The Humanist Dilemma: Someone Tell My Family It’s Okay if I’m not Observant!

Once A Jew: Although I was raised in a nominally Jewish family, I began rejecting religion when I was about eleven and stopped participating in anything religious even before I went to college (once my parents finally stopped forcing me). When asked, I would always say I was from a Jewish background but not religious. On forms, I would check “none.”

Now I’m married to a practicing Jewish man who insists that no matter what I say, I’m Jewish forever. The good part is that since he requires the mother of his children to be Jewish, he is satisfied that I am simply by virtue of having a Jewish mother myself. The bad part is he and his family just don’t get that I don’t want to attend services, observe the holidays, or teach our children about Judaism without also teaching them about other religions and nonbelief. Yes, I know if there were another Hitler, I’d be rounded up regardless of my stated views, but I find it a bit infuriating that nothing I say or do seems to excuse me from all the religious involvement my husband and his family push at me (even though I keep my participation to the minimum).

Does any other religion have comparable claims on their offspring? Is there some way I can get the well-meaning and loving people around me to respect my position, or at least back off?

—Please Accept My Resignation


Dear Resignation,

As someone in the same position, I truly empathize with you. I feel frustrated that no one can seem to hear me when I say, “No, I don’t want lifetime membership in the synagogue’s women’s league or to go on group missions to Israel.” I suspect if I were raised Christian or another religion, I might not be pressured to the same extent.  But the fact is my roots are Jewish, and people simply disregard my choice because they don’t acknowledge that I have a choice. They either deny my denial or pretend to forget, no matter how many times I may have reminded them. And it’s all the more difficult because I often accompany my husband to religious functions such as major holidays (out of family loyalty) or because some affiliated events promise to be enjoyable or enlightening (i.e., good speakers, films or entertainment, dinners). When participating in these, I don’t think it’s appropriate to go overboard announcing my nonbelief—any more than I’d expect non-Jewish spouses to inform everyone they’re not Jewish. But it would be nice if people close to me would acknowledge, if not honor, my decision not to participate in the faith.

I actually don’t know if other religions do the same thing, or to the same degree. Judaism is somewhat unique in the endless debate over whether it’s strictly a religion or also a culture or even a race. There are many people who strongly identify as culturally Jewish even though they don’t practice the religion in any way (unless consuming lox and bagels or using certain Yiddish terms can be considered practicing).

Although I haven’t found a perfect solution, I do try to balance being part of a family that is Jewish with being an individual who doesn’t support any religion. So I always participate in major holiday celebrations, along with our Christian family members who take their turns reading at the Passover seder. But when we’re with a kosher-observing couple at a non-kosher restaurant, I feel free to order pork or shellfish if that’s what I feel like having, regardless of whether it might ruffle anyone’s sensibilities. I refuse to join any religious-oriented groups, and make a point of supporting secular causes and charities. I walk a very fine line in discussions about Israel/Palestine and secular laws affecting circumcision and kosher slaughter,  and I excuse myself when my views are dismissed with the infuriating and nonsensical slur, “self-hating Jew.”
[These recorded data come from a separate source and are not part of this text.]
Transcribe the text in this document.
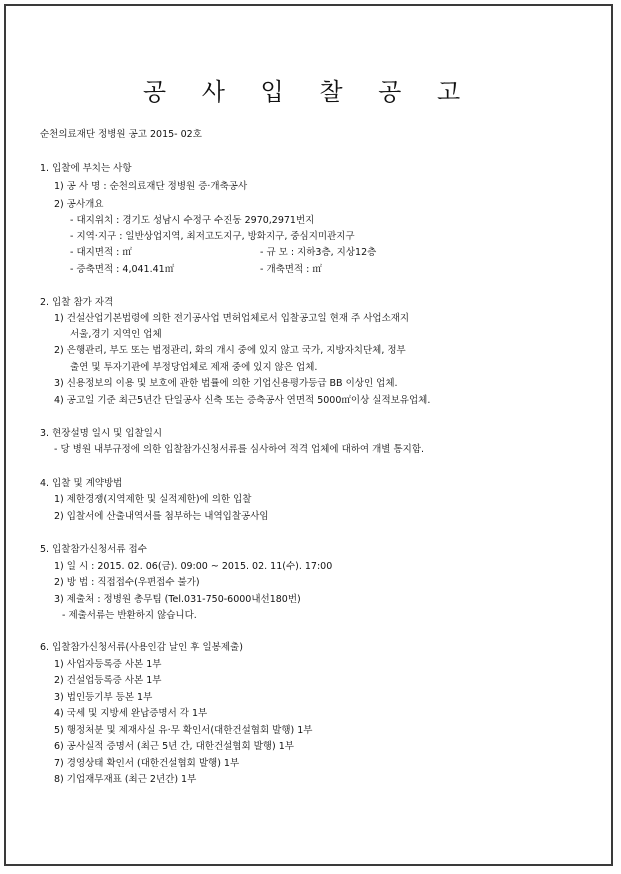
공 사 입 찰 공 고
순천의료재단 정병원 공고 2015- 02호
1. 입찰에 부치는 사항
1) 공 사 명 : 순천의료재단 정병원 증·개축공사
2) 공사개요
- 대지위치 : 경기도 성남시 수정구 수진동 2970,2971번지
- 지역·지구 : 일반상업지역, 최저고도지구, 방화지구, 중심지미관지구
- 대지면적 : ㎡	- 규 모 : 지하3층, 지상12층
- 증축면적 : 4,041.41㎡	- 개축면적 : ㎡
2. 입찰 참가 자격
1) 건설산업기본법령에 의한 전기공사업 면허업체로서 입찰공고일 현재 주 사업소재지
서울,경기 지역인 업체
2) 은행관리, 부도 또는 법정관리, 화의 개시 중에 있지 않고 국가, 지방자치단체, 정부
출연 및 투자기관에 부정당업체로 제재 중에 있지 않은 업체.
3) 신용정보의 이용 및 보호에 관한 법률에 의한 기업신용평가등급 BB 이상인 업체.
4) 공고일 기준 최근5년간 단일공사 신축 또는 증축공사 연면적 5000㎡이상 실적보유업체.
3. 현장설명 일시 및 입찰일시
- 당 병원 내부규정에 의한 입찰참가신청서류를 심사하여 적격 업체에 대하여 개별 통지함.
4. 입찰 및 계약방법
1) 제한경쟁(지역제한 및 실적제한)에 의한 입찰
2) 입찰서에 산출내역서를 첨부하는 내역입찰공사임
5. 입찰참가신청서류 접수
1) 일 시 : 2015. 02. 06(금). 09:00 ~ 2015. 02. 11(수). 17:00
2) 방 법 : 직접접수(우편접수 불가)
3) 제출처 : 정병원 총무팀 (Tel.031-750-6000내선180번)
- 제출서류는 반환하지 않습니다.
6. 입찰참가신청서류(사용인감 날인 후 일봉제출)
1) 사업자등록증 사본 1부
2) 건설업등록증 사본 1부
3) 법인등기부 등본 1부
4) 국세 및 지방세 완납증명서 각 1부
5) 행정처분 및 제재사실 유·무 확인서(대한건설협회 발행) 1부
6) 공사실적 증명서 (최근 5년 간, 대한건설협회 발행) 1부
7) 경영상태 확인서 (대한건설협회 발행) 1부
8) 기업재무재표 (최근 2년간) 1부
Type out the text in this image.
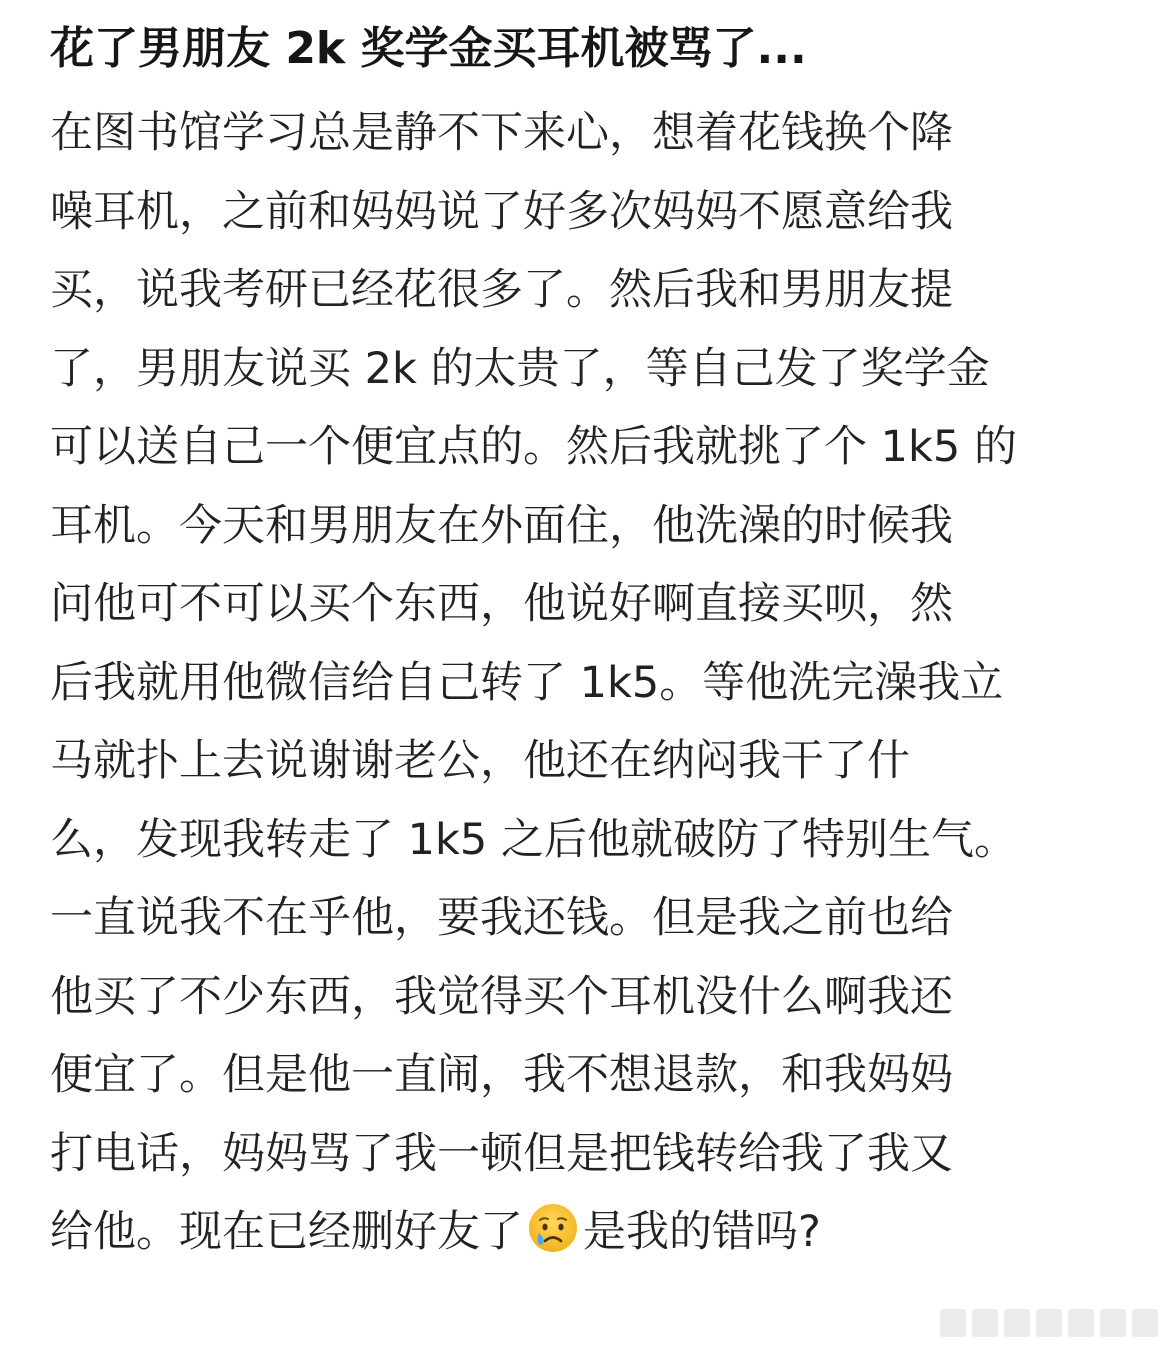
花了男朋友 2k 奖学金买耳机被骂了...
在图书馆学习总是静不下来心，想着花钱换个降
噪耳机，之前和妈妈说了好多次妈妈不愿意给我
买，说我考研已经花很多了。然后我和男朋友提
了，男朋友说买 2k 的太贵了，等自己发了奖学金
可以送自己一个便宜点的。然后我就挑了个 1k5 的
耳机。今天和男朋友在外面住，他洗澡的时候我
问他可不可以买个东西，他说好啊直接买呗，然
后我就用他微信给自己转了 1k5。等他洗完澡我立
马就扑上去说谢谢老公，他还在纳闷我干了什
么，发现我转走了 1k5 之后他就破防了特别生气。
一直说我不在乎他，要我还钱。但是我之前也给
他买了不少东西，我觉得买个耳机没什么啊我还
便宜了。但是他一直闹，我不想退款，和我妈妈
打电话，妈妈骂了我一顿但是把钱转给我了我又
给他。现在已经删好友了 是我的错吗?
Do we have any readers who can chime in on whether other religions also claim members in perpetuity from birth, regardless of their adult beliefs? I know many lapsed Christians are told they are going to hell, and most faiths use some form of excommunication (or worse) to punish those who have fallen away and to prevent them from influencing those who haven’t (skepticism is highly contagious).

I’ve heard of people sending their churches letters of resignation that are not accepted. But the fact is, if you reject the religion of your origin, you also reject anything it may have to say about whether you can ever leave it. With a nod to Paul Simon, just set yourself free.